Every conversation is an argument. Every suggestion is taken as a dig. And it's not all his fault. You've become the most sensitive woman on the planet, as well as the craziest. Jealousy runs strong through your veins, joined by anger and impatience and every other ugly thing you can think of. The two of you are slowly but surely killing one another, neither one strong enough to walk away. And every night is spent wrapped up in one another trying to stir up some kind of love again. But it's not love, it's lust. Waking up pretending like everything's okay, but fighting and throwing things within the hour. There is no Jesus. There is no talk. There is no peace. No selflessness. Most certainly no joy. There's only two miserable people, half-heartedly floating through life, sure that this is just the way it is.

But you're wrong. It's not.

Eventually, reality hits. It's over. Finally. Your friends feel your pain, but in reality, they're singing the Hallelujah chorus in their heads {And some out loud. I still love you.} And you're so...okay. So okay that it worries you a little. But every time you give yourself a second to think, all you can hear is "I've got you baby girl. My plan is better than even your best laid one."

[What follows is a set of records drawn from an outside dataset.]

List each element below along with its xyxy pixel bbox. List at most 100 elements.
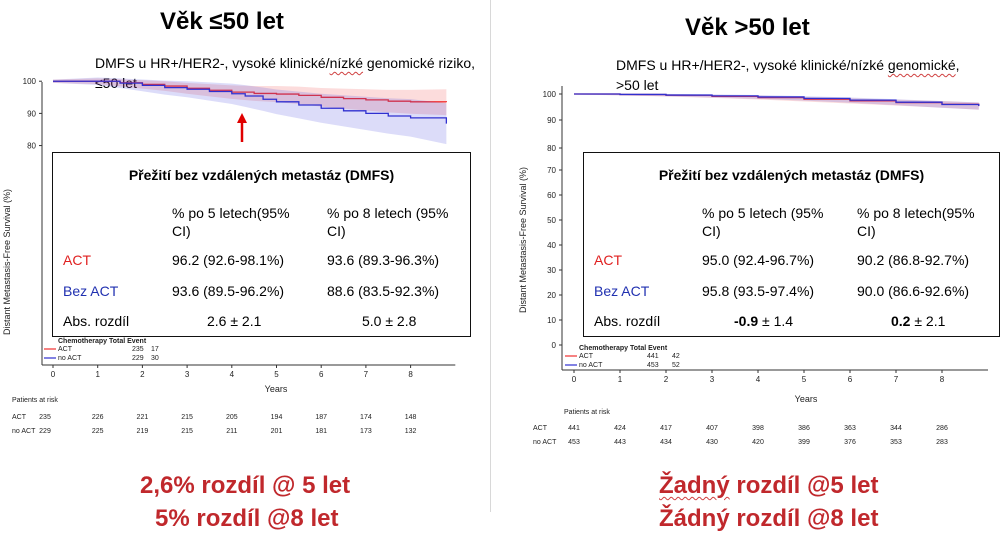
y-tick-label: 50: [547, 216, 556, 225]
left-subtitle: DMFS u HR+/HER2-, vysoké klinické/nízké …: [95, 53, 475, 93]
x-tick-label: 3: [710, 375, 715, 384]
x-tick-label: 4: [230, 370, 235, 379]
left-conclusion-line1: 2,6% rozdíl @ 5 let: [140, 472, 351, 499]
legend-total: 235: [132, 346, 144, 353]
at-risk-value: 286: [936, 425, 948, 432]
left-row-noact-8y: 88.6 (83.5-92.3%): [327, 283, 440, 299]
at-risk-value: 417: [660, 425, 672, 432]
at-risk-value: 434: [660, 439, 672, 446]
x-tick-label: 2: [664, 375, 669, 384]
right-row-diff-8y-value: 0.2: [891, 313, 911, 329]
at-risk-value: 181: [315, 428, 327, 435]
x-axis-label: Years: [795, 394, 818, 404]
right-title: Věk >50 let: [685, 14, 810, 41]
left-conclusion-line2: 5% rozdíl @8 let: [155, 505, 339, 532]
at-risk-value: 424: [614, 425, 626, 432]
legend-event: 30: [151, 355, 159, 362]
right-col-8y-header: % po 8 letech(95% CI): [857, 205, 975, 239]
left-row-diff-8y: 5.0 ± 2.8: [362, 313, 417, 329]
y-tick-label: 60: [547, 191, 556, 200]
y-tick-label: 40: [547, 241, 556, 250]
x-tick-label: 1: [95, 370, 100, 379]
at-risk-value: 194: [271, 414, 283, 421]
right-subtitle-part-c: ,: [955, 57, 960, 73]
at-risk-value: 363: [844, 425, 856, 432]
at-risk-value: 229: [39, 428, 51, 435]
at-risk-row-label: no ACT: [533, 439, 557, 446]
left-row-act-label: ACT: [63, 252, 91, 268]
x-tick-label: 6: [848, 375, 853, 384]
right-row-diff-5y-ci: ± 1.4: [758, 313, 794, 329]
right-row-noact-label: Bez ACT: [594, 283, 650, 299]
at-risk-value: 226: [92, 414, 104, 421]
at-risk-value: 407: [706, 425, 718, 432]
at-risk-value: 430: [706, 439, 718, 446]
x-tick-label: 7: [894, 375, 899, 384]
x-tick-label: 0: [51, 370, 56, 379]
legend-event: 17: [151, 346, 159, 353]
at-risk-value: 283: [936, 439, 948, 446]
at-risk-title: Patients at risk: [12, 397, 58, 404]
legend-name: no ACT: [58, 355, 82, 362]
right-row-diff-5y: -0.9 ± 1.4: [734, 312, 793, 330]
right-row-noact-8y: 90.0 (86.6-92.6%): [857, 283, 970, 299]
x-tick-label: 2: [140, 370, 145, 379]
left-row-noact-label: Bez ACT: [63, 283, 119, 299]
y-tick-label: 100: [23, 77, 37, 86]
x-tick-label: 8: [408, 370, 413, 379]
left-row-diff-label: Abs. rozdíl: [63, 313, 130, 329]
at-risk-value: 173: [360, 428, 372, 435]
legend-name: ACT: [579, 353, 594, 360]
left-title: Věk ≤50 let: [160, 8, 284, 35]
y-axis-label: Distant Metastasis-Free Survival (%): [518, 167, 528, 313]
noact-ci-band: [53, 77, 447, 145]
at-risk-value: 441: [568, 425, 580, 432]
x-tick-label: 5: [274, 370, 279, 379]
at-risk-value: 225: [92, 428, 104, 435]
left-row-act-8y: 93.6 (89.3-96.3%): [327, 252, 440, 268]
legend-name: no ACT: [579, 362, 603, 369]
x-tick-label: 1: [618, 375, 623, 384]
legend-event: 42: [672, 353, 680, 360]
left-row-act-5y: 96.2 (92.6-98.1%): [172, 252, 285, 268]
at-risk-value: 399: [798, 439, 810, 446]
noact-ci-band: [574, 93, 979, 110]
act-survival-line: [53, 80, 448, 103]
x-tick-label: 3: [185, 370, 190, 379]
at-risk-value: 215: [181, 428, 193, 435]
at-risk-value: 148: [405, 414, 417, 421]
right-row-act-label: ACT: [594, 252, 622, 268]
y-tick-label: 20: [547, 291, 556, 300]
x-axis-label: Years: [265, 384, 288, 394]
right-table-title: Přežití bez vzdálených metastáz (DMFS): [658, 167, 925, 183]
at-risk-value: 420: [752, 439, 764, 446]
legend-total: 453: [647, 362, 659, 369]
at-risk-value: 215: [181, 414, 193, 421]
at-risk-value: 205: [226, 414, 238, 421]
at-risk-value: 211: [226, 428, 237, 435]
right-subtitle: DMFS u HR+/HER2-, vysoké klinické/nízké …: [616, 55, 960, 95]
right-conclusion-rest: rozdíl @5 let: [729, 472, 879, 499]
y-tick-label: 80: [27, 142, 36, 151]
left-table-title: Přežití bez vzdálených metastáz (DMFS): [128, 167, 395, 183]
left-subtitle-part-a: DMFS u HR+/HER2-, vysoké klinické/: [95, 55, 330, 71]
right-panel: Věk >50 let DMFS u HR+/HER2-, vysoké kli…: [492, 0, 1004, 543]
legend-total: 441: [647, 353, 659, 360]
at-risk-value: 219: [137, 428, 149, 435]
y-tick-label: 10: [547, 316, 556, 325]
at-risk-value: 353: [890, 439, 902, 446]
noact-survival-line: [53, 80, 448, 124]
right-subtitle-line2: >50 let: [616, 77, 659, 93]
at-risk-title: Patients at risk: [564, 409, 610, 416]
left-subtitle-part-b: nízké: [329, 55, 364, 71]
at-risk-value: 221: [137, 414, 149, 421]
at-risk-value: 201: [271, 428, 283, 435]
noact-survival-line: [574, 93, 980, 106]
at-risk-value: 344: [890, 425, 902, 432]
legend-title: Chemotherapy Total Event: [579, 345, 668, 352]
legend-event: 52: [672, 362, 680, 369]
right-row-diff-label: Abs. rozdíl: [594, 313, 661, 329]
annotation-arrow-head: [237, 113, 247, 123]
right-col-5y-header: % po 5 letech (95% CI): [702, 205, 824, 239]
y-tick-label: 100: [543, 90, 557, 99]
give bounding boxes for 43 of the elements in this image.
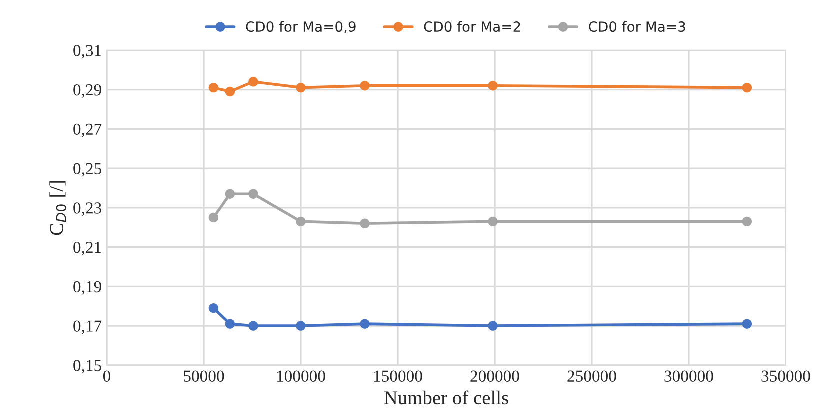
x-tick-label: 150000 bbox=[374, 370, 422, 382]
point bbox=[225, 189, 236, 199]
point bbox=[360, 319, 370, 329]
x-tick-label: 350000 bbox=[762, 370, 810, 382]
point bbox=[208, 303, 219, 314]
legend-label: CD0 for Ma=3 bbox=[589, 21, 686, 32]
y-tick-label: 0,27 bbox=[74, 124, 102, 138]
y-tick-label: 0,17 bbox=[74, 320, 102, 334]
point bbox=[742, 216, 752, 227]
legend-label: CD0 for Ma=2 bbox=[424, 21, 520, 32]
point bbox=[248, 189, 258, 199]
point bbox=[488, 321, 498, 331]
x-tick-label: 200000 bbox=[470, 370, 520, 382]
y-axis-title: C$_{D0}$ [/] bbox=[50, 181, 67, 236]
x-tick-label: 250000 bbox=[568, 370, 616, 382]
legend-label: CD0 for Ma=0,9 bbox=[246, 21, 356, 34]
point bbox=[208, 212, 219, 223]
point bbox=[296, 82, 306, 93]
x-tick-label: 100000 bbox=[277, 370, 326, 382]
point bbox=[296, 216, 306, 227]
y-tick-label: 0,19 bbox=[74, 281, 102, 295]
y-tick-label: 0,29 bbox=[74, 84, 102, 98]
x-tick-label: 50000 bbox=[184, 370, 224, 382]
point bbox=[742, 82, 752, 93]
point bbox=[488, 216, 498, 227]
point bbox=[208, 82, 219, 93]
point bbox=[225, 86, 236, 97]
x-tick-label: 300000 bbox=[664, 370, 714, 382]
point bbox=[360, 218, 370, 229]
point bbox=[225, 319, 236, 329]
point bbox=[488, 80, 498, 91]
y-tick-label: 0,15 bbox=[74, 360, 102, 374]
y-tick-label: 0,23 bbox=[74, 202, 102, 216]
point bbox=[248, 321, 258, 331]
point bbox=[296, 321, 306, 331]
point bbox=[742, 319, 752, 329]
y-tick-label: 0,25 bbox=[74, 163, 102, 177]
x-axis-title: Number of cells bbox=[384, 390, 508, 405]
point bbox=[360, 80, 370, 91]
point bbox=[248, 77, 258, 87]
y-tick-label: 0,21 bbox=[74, 242, 102, 256]
x-tick-label: 0 bbox=[103, 370, 111, 382]
y-tick-label: 0,31 bbox=[74, 45, 102, 59]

Next thing you know you're writing "God...I really like this guy. But it's all up to you, k?" And then you're telling your friends about this boy and how your first date was 6 hours long, and how he keeps telling you that he wants to do this right and really keep Jesus at the focal point of it. And he means it. And he does it. And he hears you when you talk and he makes you laugh and he pushes through the difficult conversations. He lets you know he's proud of you, and you do the same. And it's just good. And easy. Or as easy as relationships can be. And you find yourself saying you'd rather do bad days with him than good days with anyone else. You fall in love with a man that looks more like Jesus than anyone you've ever met {outside your father, of course}.

And you learn not to blame the past, because it becomes so clear that you two just didn't work. Plain & simple. But that's a whole different post.

Part II to follow.

2 comments:

Anonymous said...

I'm sitting here in tears because these words could have come from my lips just a few short years ago.

It took me many years after my divorce to realize that God had a plan. Even in my divorce He was making things perfect in His time.

Earl-Leigh said...

Thank you for sharing something so personal. I'm glad that you were able to get away from that relationship. I'm looking forward to part two.